Un eroe invisibile (acchiappafantasmi n. 8)

Ieri, su l'Unità, la mia consueta rubrica domenicale:

C’è una bella canzone di Caparezza, musica da finto western, che racconta la storia di un “eroe contemporaneo”. “Sono un eroe”, dice il ritornello, “perché lotto tutte le ore”, “perché combatto per la pensione”, “perché sopravvivo al mestiere...” La canzone è un campionario dei drammi quotidiani di salariati e precari, della vita ordinaria della gente – che, scriveva già il filosofo Emmanuel Levinas, è più eroica di quella dei samurai. Ci sono poi eroi che danno agli invisibili la dignità di eroi. Uno di questi si chiamava Claudio Schiaretti, e viveva a Parma dove dal 2000 era segretario provinciale della CGIL scuola.

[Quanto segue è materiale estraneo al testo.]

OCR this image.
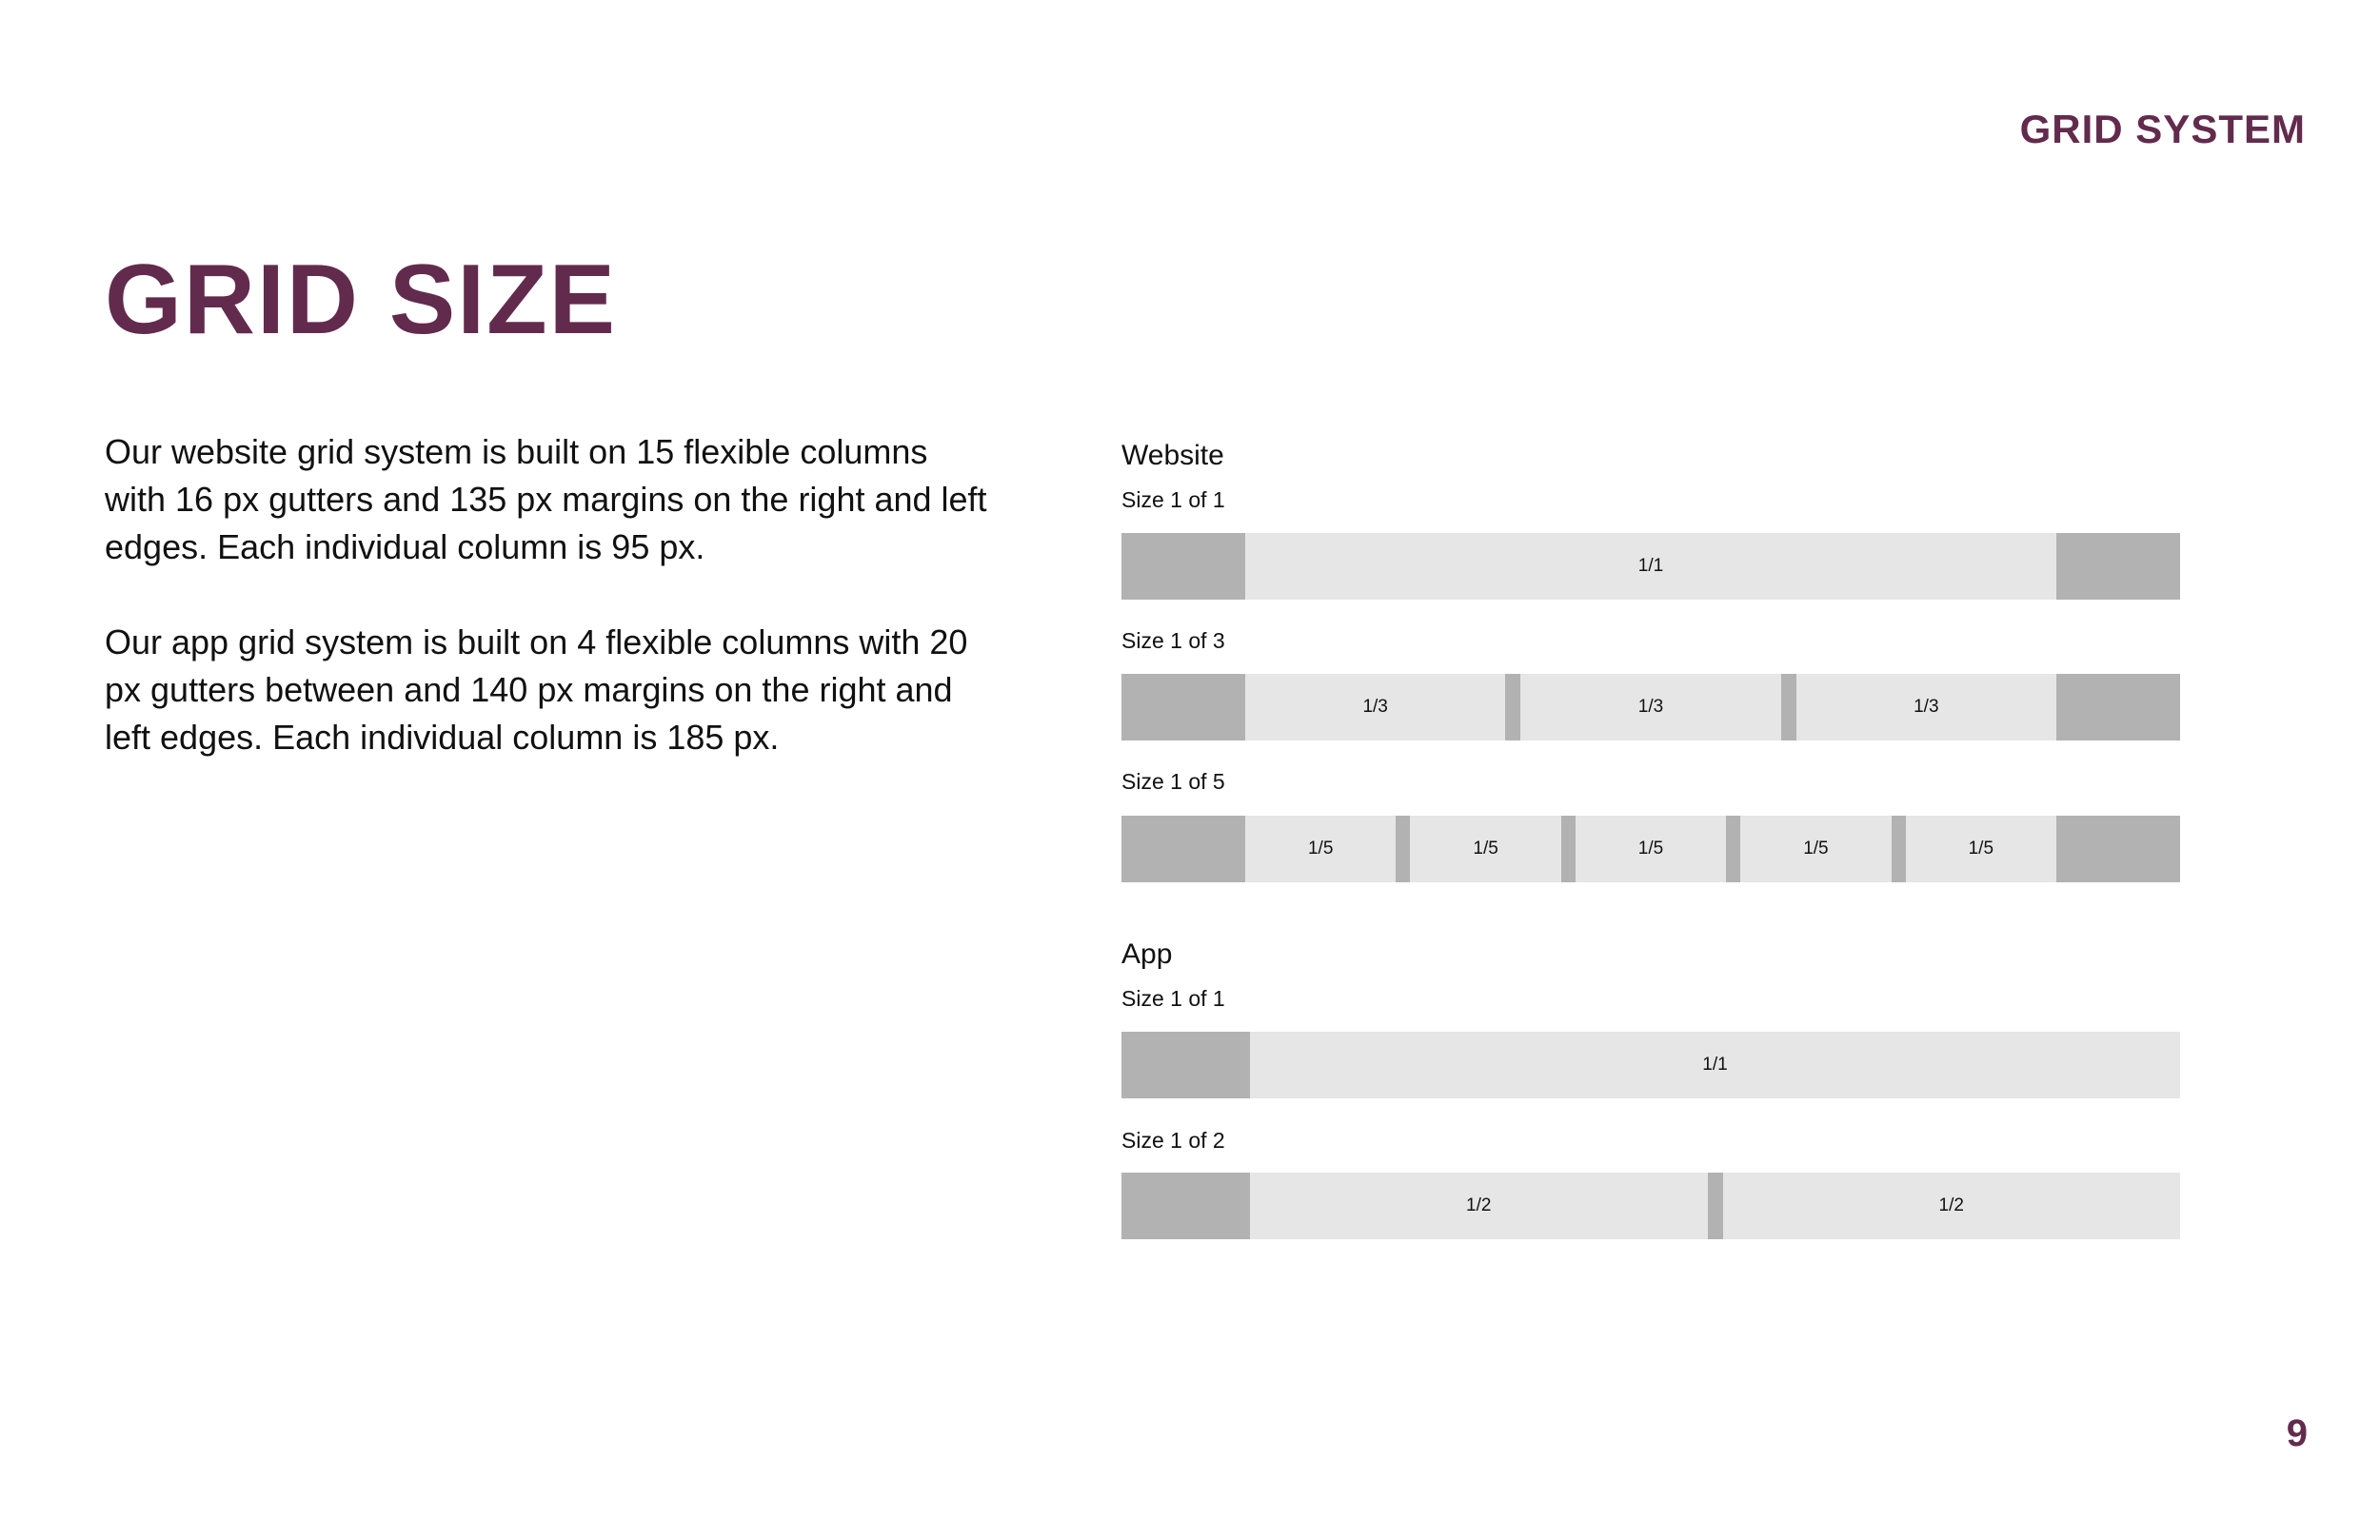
GRID SYSTEM
GRID SIZE

Our website grid system is built on 15 flexible columns with 16 px gutters and 135 px margins on the right and left edges. Each individual column is 95 px.

Our app grid system is built on 4 flexible columns with 20 px gutters between and 140 px margins on the right and left edges. Each individual column is 185 px.

Website
Size 1 of 1
1/1
Size 1 of 3
1/3	1/3	1/3
Size 1 of 5
1/5	1/5	1/5	1/5	1/5
App
Size 1 of 1
1/1
Size 1 of 2
1/2	1/2
9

Ho fatto parte del mondo di chi faceva la fila per parlare con lui, di cui divenni presto amico. Seduto ad aspettare il mio turno mi giungevano le voci esitanti o malinconiche o disperate di quanti, spesso donne, spesso madri, avevano problemi di orari, concorsi, destinazioni lontane, malattie, trasferimenti, Legge 104. Insegnanti che sperimentano ogni giorno il divario tra studi, vocazione, lavoro. Fannulloni, direbbe un umorista, specie se sindacalisti. Erano e sono problemi anche miei. Io ero il più imbranato e problematico. Anche se insieme si parlava di massimi sistemi, riforme della scuola e del sapere, Claudio doveva insegnarmi ogni volta l’a b c, mettermi la crocetta sulla caselle più ovvie dei questionari ministeriali. Lo faceva con allegra pazienza, una gentilezza mai ostentata né imbarazzante.
Laureato in matematica, docente stimato e benvoluto, la sua vocazione ad aiutare gli altri lo rese indispensabile, ricercatissimo. Lui si dava instancabile. “Claudio c’era sempre”, dicono tutti. Il 18 dicembre di un anno fa lo ha spento un male improvviso a 47 anni. No, non spento, mi scuso: forse un Liceo Scientifico porterà il suo nome, se l’augurano in tanti, specie quelli che non si stupirebbero della canzone di Caparezza.